The path she took was not a long one, though it took many turns. This place, Ling Qi decided, would be a nightmare to invade with peer forces. She trailed her fingers along the wall and found herself unable to press through the dense, qi-rich iron. It was like trying to push through another cultivator.
As she drew closer to the shrine, the painted sky overhead began to burst into the rich colors of sunset and then faded into black. With every step she took, the light dimmed. Had she been a mortal still, it would have been pitch black by the time the passage opened into a tall cylindrical room with a domed roof.
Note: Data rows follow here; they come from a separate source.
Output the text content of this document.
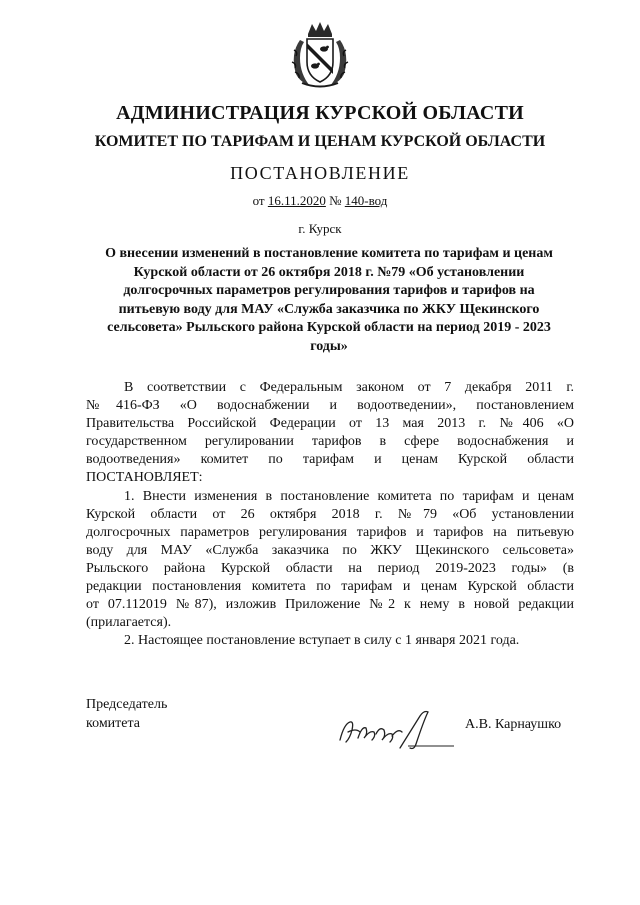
АДМИНИСТРАЦИЯ КУРСКОЙ ОБЛАСТИ
КОМИТЕТ ПО ТАРИФАМ И ЦЕНАМ КУРСКОЙ ОБЛАСТИ
ПОСТАНОВЛЕНИЕ
от 16.11.2020 № 140-вод
г. Курск
О внесении изменений в постановление комитета по тарифам и ценам
Курской области от 26 октября 2018 г. №79 «Об установлении
долгосрочных параметров регулирования тарифов и тарифов на
питьевую воду для МАУ «Служба заказчика по ЖКУ Щекинского
сельсовета» Рыльского района Курской области на период 2019 - 2023
годы»
В соответствии с Федеральным законом от 7 декабря 2011 г.
№416-ФЗ «О водоснабжении и водоотведении», постановлением
Правительства Российской Федерации от 13 мая 2013 г. №406 «О
государственном регулировании тарифов в сфере водоснабжения и
водоотведения» комитет по тарифам и ценам Курской области
ПОСТАНОВЛЯЕТ:
1. Внести изменения в постановление комитета по тарифам и ценам
Курской области от 26 октября 2018 г. №79 «Об установлении
долгосрочных параметров регулирования тарифов и тарифов на питьевую
воду для МАУ «Служба заказчика по ЖКУ Щекинского сельсовета»
Рыльского района Курской области на период 2019-2023 годы» (в
редакции постановления комитета по тарифам и ценам Курской области
от 07.112019 №87), изложив Приложение №2 к нему в новой редакции
(прилагается).
2. Настоящее постановление вступает в силу с 1 января 2021 года.
Председатель
комитета	А.В. Карнаушко
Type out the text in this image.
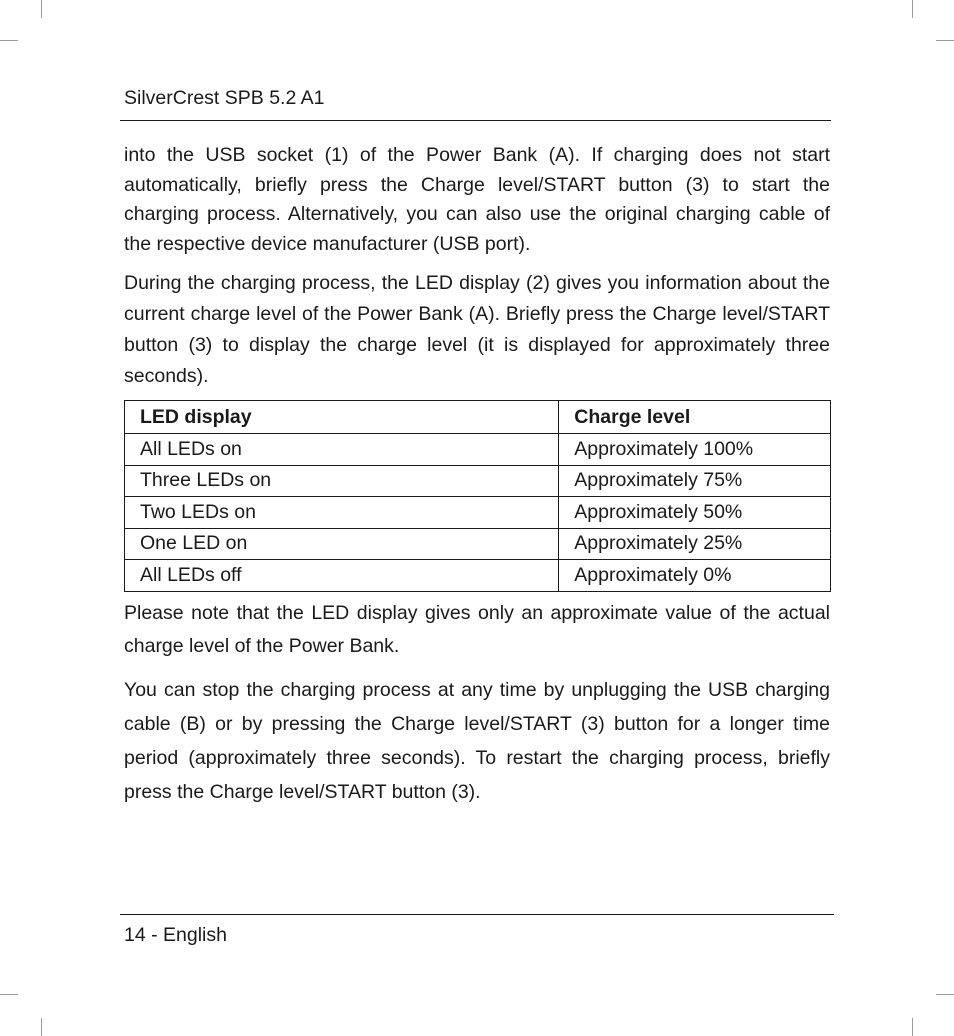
SilverCrest SPB 5.2 A1

into the USB socket (1) of the Power Bank (A). If charging does not start automatically, briefly press the Charge level/START button (3) to start the charging process. Alternatively, you can also use the original charging cable of the respective device manufacturer (USB port).

During the charging process, the LED display (2) gives you information about the current charge level of the Power Bank (A). Briefly press the Charge level/START button (3) to display the charge level (it is displayed for approximately three seconds).

LED display	Charge level
All LEDs on	Approximately 100%
Three LEDs on	Approximately 75%
Two LEDs on	Approximately 50%
One LED on	Approximately 25%
All LEDs off	Approximately 0%

Please note that the LED display gives only an approximate value of the actual charge level of the Power Bank.

You can stop the charging process at any time by unplugging the USB charging cable (B) or by pressing the Charge level/START (3) button for a longer time period (approximately three seconds). To restart the charging process, briefly press the Charge level/START button (3).

14 - English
Arranged around the room, she saw three statues of iron, their heads near the ceiling some five meters up. On the left was a young woman in rich furred regalia. A spiked crown similar to what Jaromila had worn in battle rested on her head. A scepter was clasped in her right hand and raised toward the roof, and her left hand clasped a sparkling orb of crystal to her chest.
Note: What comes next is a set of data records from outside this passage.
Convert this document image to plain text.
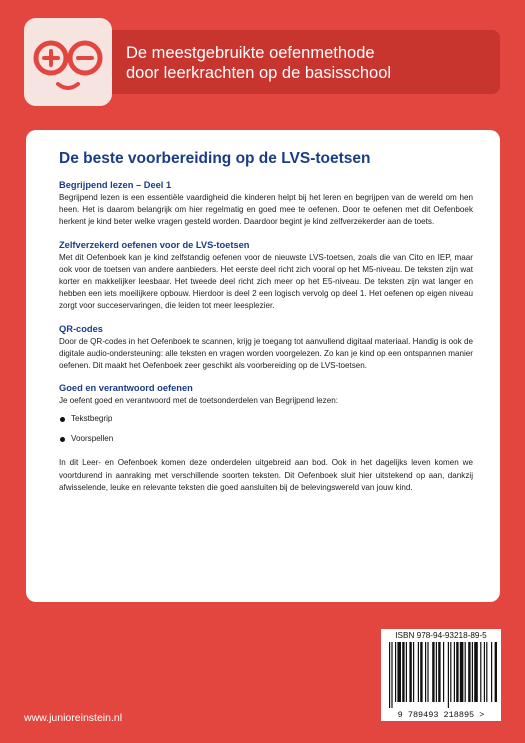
De meestgebruikte oefenmethode
door leerkrachten op de basisschool
De beste voorbereiding op de LVS-toetsen
Begrijpend lezen – Deel 1

Begrijpend lezen is een essentiële vaardigheid die kinderen helpt bij het leren en begrijpen van de wereld om hen heen. Het is daarom belangrijk om hier regelmatig en goed mee te oefenen. Door te oefenen met dit Oefenboek herkent je kind beter welke vragen gesteld worden. Daardoor begint je kind zelfverzekerder aan de toets.

Zelfverzekerd oefenen voor de LVS-toetsen

Met dit Oefenboek kan je kind zelfstandig oefenen voor de nieuwste LVS-toetsen, zoals die van Cito en IEP, maar ook voor de toetsen van andere aanbieders. Het eerste deel richt zich vooral op het M5-niveau. De teksten zijn wat korter en makkelijker leesbaar. Het tweede deel richt zich meer op het E5-niveau. De teksten zijn wat langer en hebben een iets moeilijkere opbouw. Hierdoor is deel 2 een logisch vervolg op deel 1. Het oefenen op eigen niveau zorgt voor succeservaringen, die leiden tot meer leesplezier.

QR-codes

Door de QR-codes in het Oefenboek te scannen, krijg je toegang tot aanvullend digitaal materiaal. Handig is ook de digitale audio-ondersteuning: alle teksten en vragen worden voorgelezen. Zo kan je kind op een ontspannen manier oefenen. Dit maakt het Oefenboek zeer geschikt als voorbereiding op de LVS-toetsen.

Goed en verantwoord oefenen

Je oefent goed en verantwoord met de toetsonderdelen van Begrijpend lezen:

Tekstbegrip
Voorspellen

In dit Leer- en Oefenboek komen deze onderdelen uitgebreid aan bod. Ook in het dagelijks leven komen we voortdurend in aanraking met verschillende soorten teksten. Dit Oefenboek sluit hier uitstekend op aan, dankzij afwisselende, leuke en relevante teksten die goed aansluiten bij de belevingswereld van jouw kind.

ISBN 978-94-93218-89-5
9 789493 218895 >
www.junioreinstein.nl
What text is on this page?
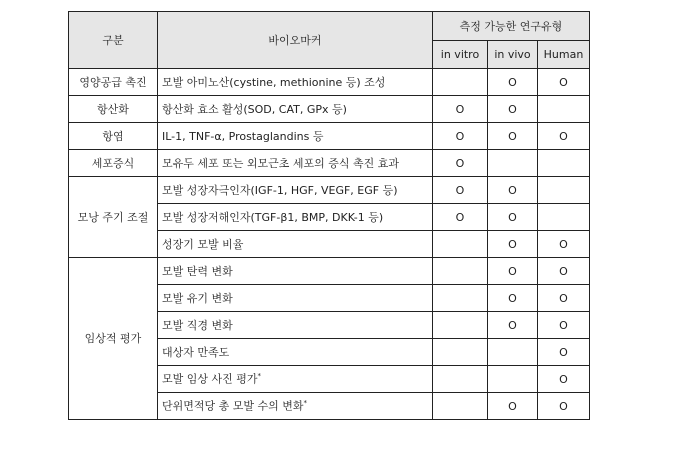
구분	바이오마커	측정 가능한 연구유형		
		in vitro	in vivo	Human
영양공급 촉진	모발 아미노산(cystine, methionine 등) 조성		O	O
항산화	항산화 효소 활성(SOD, CAT, GPx 등)	O	O	
항염	IL-1, TNF-α, Prostaglandins 등	O	O	O
세포증식	모유두 세포 또는 외모근초 세포의 증식 촉진 효과	O		
모낭 주기 조절	모발 성장자극인자(IGF-1, HGF, VEGF, EGF 등)	O	O	
	모발 성장저해인자(TGF-β1, BMP, DKK-1 등)	O	O	
	성장기 모발 비율		O	O
임상적 평가	모발 탄력 변화		O	O
	모발 유기 변화		O	O
	모발 직경 변화		O	O
	대상자 만족도			O
	모발 임상 사진 평가*			O
	단위면적당 총 모발 수의 변화*		O	O
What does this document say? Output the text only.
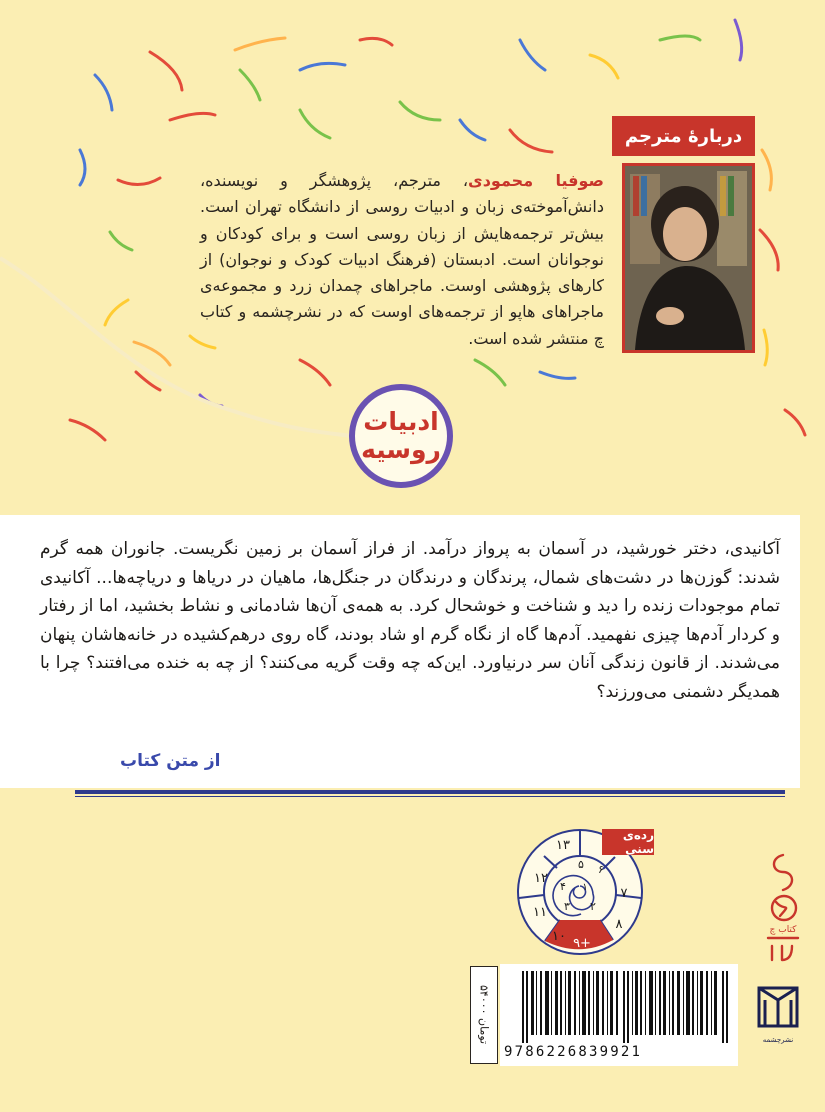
دربارهٔ مترجم
صوفیا محمودی، مترجم، پژوهشگر و نویسنده، دانش‌آموخته‌ی زبان و ادبیات روسی از دانشگاه تهران است. بیش‌تر ترجمه‌هایش از زبان روسی است و برای کودکان و نوجوانان است. ادبستان (فرهنگ ادبیات کودک و نوجوان) از کارهای پژوهشی اوست. ماجراهای چمدان زرد و مجموعه‌ی ماجراهای هاپو از ترجمه‌های اوست که در نشرچشمه و کتاب چ منتشر شده است.
ادبیات
روسیه
آکانیدی، دختر خورشید، در آسمان به پرواز درآمد. از فراز آسمان بر زمین نگریست. جانوران همه گرم شدند: گوزن‌ها در دشت‌های شمال، پرندگان و درندگان در جنگل‌ها، ماهیان در دریاها و دریاچه‌ها... آکانیدی تمام موجودات زنده را دید و شناخت و خوشحال کرد. به همه‌ی آن‌ها شادمانی و نشاط بخشید، اما از رفتار و کردار آدم‌ها چیزی نفهمید. آدم‌ها گاه از نگاه گرم او شاد بودند، گاه روی درهم‌کشیده در خانه‌هاشان پنهان می‌شدند. از قانون زندگی آنان سر درنیاورد. این‌که چه وقت گریه می‌کنند؟ از چه به خنده می‌افتند؟ چرا با همدیگر دشمنی می‌ورزند؟
از متن کتاب
۱۳
۱۲
۱۱
۱۰ ۹+
۸
۷
۶
۵
۴
۳ ۲
۱
رده‌ی سنی
کتاب چ
۵۴۰۰۰ تومان
9786226839921
نشرچشمه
In the center was a mature woman, whose hands held weapons of gleaming blue ice, a pair of axes raised over her head. The mature woman’s expression was a defiant snarl, and her hair hung loose and wild about her shoulders. Scandalously, the woman was garbed in only the hide and fur of some unidentifiable beast, wrapped around her shoulders like the cloak. The rest of her body was wholly bare and rendered in uncomfortable detail.
On the right was a crone. Hideous, with sagging jowls, a pointed chin, a bulbous nose, and wild straw-like hair, the crone bent over a table and held a mortar and pestle in her hands. She was garbed in shapeless robes and furs, and her expression was a snaggle-toothed smile exposing crooked fangs. A necklace of human skulls hung about her neck.
For a long moment, Ling Qi’s gaze lingered on the crone. Something in the cold iron visage resonated with the chilling note of silence and endings which she had cultivated in the form of the Frozen Soul Serenade and the Starless Night’s Reflection arts. More than that, there was something lonely there in the hunched shoulders and shadowed, wrinkle-lined face.
Ling Qi felt Hanyi squeeze her hand then. She glanced down at Hanyi, and the spirit looked back curiously. “Why’d we stop, Big Sister?”
“It’s nothing,” Ling Qi said quietly. It seemed disrespectful to speak loudly in this place. “Let’s take a look.”